16 Days of Activism is Ending, But Our Commitment to Education Isn’t

Young Arabic girls at school_featured image

We know that education can give women and girls access to tools and resources they need to achieve their fullest political, economic, and social potential. But out of the 600 million girls across the globe ages 10 to 19, approximately 62 million of them are not in school. And the outcome can be devastating. Without access to opportunities, young girls across the globe are regularly exposed to labor exploitation, trafficking, early marriage, violence and sexual abuses, and more.

Today is Human Rights Day, and the culmination of 16 Days of Activism Against Gender-Based Violence, an initiative that emphasizes the critical role that education plays in the prevention of violence against women and girls. While the past two weeks have been dedicated to raising awareness about the issue, our team here at FUTURES works 365 days a year to fight for women and girls’ access to education.

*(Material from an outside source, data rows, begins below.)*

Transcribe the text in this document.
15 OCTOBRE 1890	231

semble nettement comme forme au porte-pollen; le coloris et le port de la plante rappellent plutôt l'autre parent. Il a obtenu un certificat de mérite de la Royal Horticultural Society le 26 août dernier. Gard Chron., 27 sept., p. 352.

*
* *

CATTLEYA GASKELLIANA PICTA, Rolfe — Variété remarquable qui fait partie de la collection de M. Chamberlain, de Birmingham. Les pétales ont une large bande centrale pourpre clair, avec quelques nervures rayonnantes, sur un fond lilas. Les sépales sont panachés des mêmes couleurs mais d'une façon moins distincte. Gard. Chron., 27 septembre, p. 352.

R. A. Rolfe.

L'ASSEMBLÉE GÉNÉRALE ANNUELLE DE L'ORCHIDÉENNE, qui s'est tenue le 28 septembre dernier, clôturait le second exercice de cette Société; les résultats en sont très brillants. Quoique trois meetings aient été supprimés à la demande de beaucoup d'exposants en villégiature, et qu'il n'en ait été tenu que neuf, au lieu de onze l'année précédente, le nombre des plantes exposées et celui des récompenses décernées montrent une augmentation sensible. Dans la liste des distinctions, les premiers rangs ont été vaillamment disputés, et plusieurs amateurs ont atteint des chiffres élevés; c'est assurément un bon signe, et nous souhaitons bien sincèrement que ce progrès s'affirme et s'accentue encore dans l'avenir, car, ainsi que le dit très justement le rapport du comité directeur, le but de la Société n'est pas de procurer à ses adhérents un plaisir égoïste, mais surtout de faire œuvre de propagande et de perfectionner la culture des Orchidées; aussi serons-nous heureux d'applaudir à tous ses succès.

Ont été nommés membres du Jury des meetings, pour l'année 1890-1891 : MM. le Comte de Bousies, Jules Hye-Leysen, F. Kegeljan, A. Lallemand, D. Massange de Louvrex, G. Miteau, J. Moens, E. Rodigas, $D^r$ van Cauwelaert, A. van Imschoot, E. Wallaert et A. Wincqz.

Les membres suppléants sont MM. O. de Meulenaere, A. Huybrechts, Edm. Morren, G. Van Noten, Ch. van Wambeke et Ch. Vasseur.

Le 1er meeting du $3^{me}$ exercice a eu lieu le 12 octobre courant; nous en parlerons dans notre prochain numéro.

We believe it’s not only a basic human right; it’s the key to breaking the cycle of violence against women and girls throughout the world.

Earlier this year, we hosted the Open Square Summit in Washington, D.C. to convene innovative policy makers, academics, leaders, and experts from across the globe to help prevent global gender-based violence and increase access to education for women and girls. Here’s a peek at a powerful poem that was read at the Open Square Summit by Zinhle Essamuah, a student at the George Washington University. Learn more about increasing girls’ access to education by watching more inspiring videos from the event.

We read about the atrocities every day—from the ruthless attack on Malala Yousafzai, a young student in Pakistan, to the kidnapping of 200 Nigerian schoolgirls. At times you may feel powerless to stop the violence, but you’re not.

There are many things you can do to take action.

Encourage your elected officials to support the International Violence Against Women Act and the Women, Peace, and Security Act to make the prevention of global gender-based violence a foreign policy priority in our country, and elevate women in peace keeping efforts across the globe.

Support our work to help prevent and end violence against women globally through our work on The Coalition for Adolescent Girls, dedicated to supporting, investing in, and improving the lives of adolescent girls, as well as Girls Not Brides, a civil society partnership of more than 500 organizations committed to ending child marriage and enabling girls to fulfill their potential. We know that child, early and forced marriage is a form of violence against girls that often interrupts and impedes girls from getting an education all together.

Stand with us, on Human Rights Day and beyond, as we seek to increase girls’ access to education, decrease gender-based violence, and remove obstacles and barriers to help women and girls reach their full potential.